Истинное лицо Курбатского не понравилось никому. Лицо это было неприветливо, из-под козырька фуражки (а магистр филологии был в фуражке с кокардой, вообразите только!) глядели цепкие злые глаза. Френч болотного цвета был крепко перехвачен портупеей, наглухо застегнут до подбородка, штаны с лампасами уходили в хромовые сапоги с тупыми носами, тяжелые вульгарные сапоги, предназначенные для походов в свободные демократические страны или избиений допрашиваемых.
Эти сапоги гулко били в паркетный пол, и, когда Курбатский пересек зал широкими шагами, монументальная фигура советского военного воздвиглась в томительно-вальяжной атмосфере обеденного зала пугающим призраком тоталитаризма. Ханна Арендт тогда еще не обнародовала свой эпохальный труд о природе тоталитарной власти, да и труд Поппера о врагах открытого общества был еще неведом широкой аудитории. Но и без знания данных произведений (кои, разумеется, должен освоить всякий интеллигентный гражданин) стало понятно: пришел враг. И пугающе выглядела деревянная полированная кобура, свисавшая с портупеи аж до колена полковника. Те, кто был сведущ в военном деле, а таких среди собравшихся было как минимум двое: дама Камилла и майор Кингстон, опознали в кобуре и в торчавшей из кобуры черной рукояти маузер. Рукоятка была истерта ладонью полковника – очевидно, от частого пользования; так выглядит нож убийцы с зазубринами на лезвии. Зловещий маузер, легендарное оружие бесчеловечных комиссаров, произвел в колледже Святого Христофора такое же впечатление, какое произвела бы разнузданная помпейская роспись, помещенная по ошибке в святой храм.
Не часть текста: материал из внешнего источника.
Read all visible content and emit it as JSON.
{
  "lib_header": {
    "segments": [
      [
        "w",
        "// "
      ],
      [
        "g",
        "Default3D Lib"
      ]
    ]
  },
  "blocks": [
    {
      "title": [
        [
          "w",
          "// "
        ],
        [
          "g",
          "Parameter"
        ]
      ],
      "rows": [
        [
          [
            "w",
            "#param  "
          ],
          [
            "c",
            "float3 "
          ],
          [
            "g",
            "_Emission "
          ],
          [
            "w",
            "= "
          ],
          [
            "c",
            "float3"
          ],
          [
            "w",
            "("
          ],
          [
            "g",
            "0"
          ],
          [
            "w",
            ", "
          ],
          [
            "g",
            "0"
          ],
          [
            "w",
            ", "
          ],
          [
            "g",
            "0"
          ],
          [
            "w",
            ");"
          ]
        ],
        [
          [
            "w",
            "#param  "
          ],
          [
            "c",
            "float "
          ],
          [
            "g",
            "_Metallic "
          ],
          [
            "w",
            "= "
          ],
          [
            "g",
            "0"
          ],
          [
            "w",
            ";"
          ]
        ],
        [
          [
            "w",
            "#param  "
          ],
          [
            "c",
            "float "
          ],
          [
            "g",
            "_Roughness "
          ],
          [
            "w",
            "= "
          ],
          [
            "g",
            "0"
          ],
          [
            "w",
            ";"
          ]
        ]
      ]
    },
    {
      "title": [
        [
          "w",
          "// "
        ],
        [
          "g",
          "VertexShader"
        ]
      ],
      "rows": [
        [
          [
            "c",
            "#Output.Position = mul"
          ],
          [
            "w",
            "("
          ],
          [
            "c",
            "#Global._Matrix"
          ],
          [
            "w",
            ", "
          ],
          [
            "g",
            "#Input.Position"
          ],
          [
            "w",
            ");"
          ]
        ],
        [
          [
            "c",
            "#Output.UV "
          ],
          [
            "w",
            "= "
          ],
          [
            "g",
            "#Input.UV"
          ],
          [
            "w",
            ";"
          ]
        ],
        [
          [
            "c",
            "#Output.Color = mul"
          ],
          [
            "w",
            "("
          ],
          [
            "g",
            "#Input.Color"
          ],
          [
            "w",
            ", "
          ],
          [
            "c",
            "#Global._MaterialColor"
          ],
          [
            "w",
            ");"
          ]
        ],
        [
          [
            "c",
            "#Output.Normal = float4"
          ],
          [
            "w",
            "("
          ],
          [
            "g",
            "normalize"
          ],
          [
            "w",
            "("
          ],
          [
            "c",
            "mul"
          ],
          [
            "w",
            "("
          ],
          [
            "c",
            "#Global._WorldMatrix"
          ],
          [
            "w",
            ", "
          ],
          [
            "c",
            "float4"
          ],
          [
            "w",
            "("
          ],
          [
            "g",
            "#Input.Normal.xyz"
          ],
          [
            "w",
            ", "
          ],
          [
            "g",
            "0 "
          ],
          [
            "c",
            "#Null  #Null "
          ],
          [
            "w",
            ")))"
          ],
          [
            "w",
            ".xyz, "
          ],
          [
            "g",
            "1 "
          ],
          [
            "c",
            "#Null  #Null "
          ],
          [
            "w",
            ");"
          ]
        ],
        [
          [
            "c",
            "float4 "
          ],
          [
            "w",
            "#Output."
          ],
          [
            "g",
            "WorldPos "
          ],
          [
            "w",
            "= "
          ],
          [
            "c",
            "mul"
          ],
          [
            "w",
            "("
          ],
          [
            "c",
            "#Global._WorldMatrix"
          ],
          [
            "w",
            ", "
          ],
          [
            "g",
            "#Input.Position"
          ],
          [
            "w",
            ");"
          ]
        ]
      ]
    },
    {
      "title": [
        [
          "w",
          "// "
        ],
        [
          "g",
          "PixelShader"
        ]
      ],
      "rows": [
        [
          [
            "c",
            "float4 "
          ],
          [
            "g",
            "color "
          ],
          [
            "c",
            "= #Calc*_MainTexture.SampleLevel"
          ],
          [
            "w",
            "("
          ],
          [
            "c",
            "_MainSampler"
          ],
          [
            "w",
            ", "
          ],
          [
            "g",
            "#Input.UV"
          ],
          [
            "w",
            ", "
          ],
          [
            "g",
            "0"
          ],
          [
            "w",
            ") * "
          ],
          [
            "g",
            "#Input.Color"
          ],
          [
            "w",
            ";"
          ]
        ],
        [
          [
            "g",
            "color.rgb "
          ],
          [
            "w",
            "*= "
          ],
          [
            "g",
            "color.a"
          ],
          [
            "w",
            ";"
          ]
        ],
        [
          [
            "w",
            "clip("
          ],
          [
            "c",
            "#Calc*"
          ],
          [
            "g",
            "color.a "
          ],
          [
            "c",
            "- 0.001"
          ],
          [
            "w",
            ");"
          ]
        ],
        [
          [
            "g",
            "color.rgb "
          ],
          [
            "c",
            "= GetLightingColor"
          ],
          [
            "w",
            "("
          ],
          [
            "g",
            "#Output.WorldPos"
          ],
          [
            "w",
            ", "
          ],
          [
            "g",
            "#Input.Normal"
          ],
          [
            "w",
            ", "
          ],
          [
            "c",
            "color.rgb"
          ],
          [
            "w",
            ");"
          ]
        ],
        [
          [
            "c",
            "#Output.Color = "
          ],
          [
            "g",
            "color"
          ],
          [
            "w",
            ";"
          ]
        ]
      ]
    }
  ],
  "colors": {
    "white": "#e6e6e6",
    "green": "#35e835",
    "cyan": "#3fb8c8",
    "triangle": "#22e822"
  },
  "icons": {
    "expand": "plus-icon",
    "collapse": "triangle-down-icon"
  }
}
Собравшиеся в зале оцепенели.
Полковник Курбатский пришел не один. Он тащил за руку (именно тащил, а не вел) упиравшуюся женщину с растрепанными волосами.
Женщина рвалась прочь, но сопротивляться советскому полковнику было невозможно.
Курбатский выволок женщину на середину зала, поставил ее против собрания.
Мгновенно в растрепанной даме опознали Лауру Маркони, супругу ушедшего вместе с Холмсом философа, специалиста по Данте. Лаура дрожала крупной дрожью, напоминая скорее персонажей дантовского «Ада», отнюдь не героиню Петрарки.
Курбатский поднял широкую ладонь, останавливая возможные реплики.
– Все эмоции потом, – сказал полковник. Голос звучал вовсе не так, как прежде. Металлический голос, безжалостный. Когда с вами говорят таким голосом, не возникает желания вступить в спор, пусть даже в спор сугубо филологический.
– К вам обращаюсь, Лестрейд. И к вам тоже, Мегре. Вас, французского комиссара, это напрямую касается. Остальным – слушать. Не перебивать. Руками не двигать. Полагаю, это кладет конец расследованию. Появятся другие проблемы. Майор, не советую.
Последнее было сказано майору Кингстону, чья рука мягко двинулась к карману брюк.
– Я быстрее, – сказал Курбатский. Рука советского военного не шевельнулась, он даже не потянулся к кобуре, но спокойный злой взгляд полковника не оставлял сомнений. – Даже не пробуйте. Еще раз замечу, убью сразу.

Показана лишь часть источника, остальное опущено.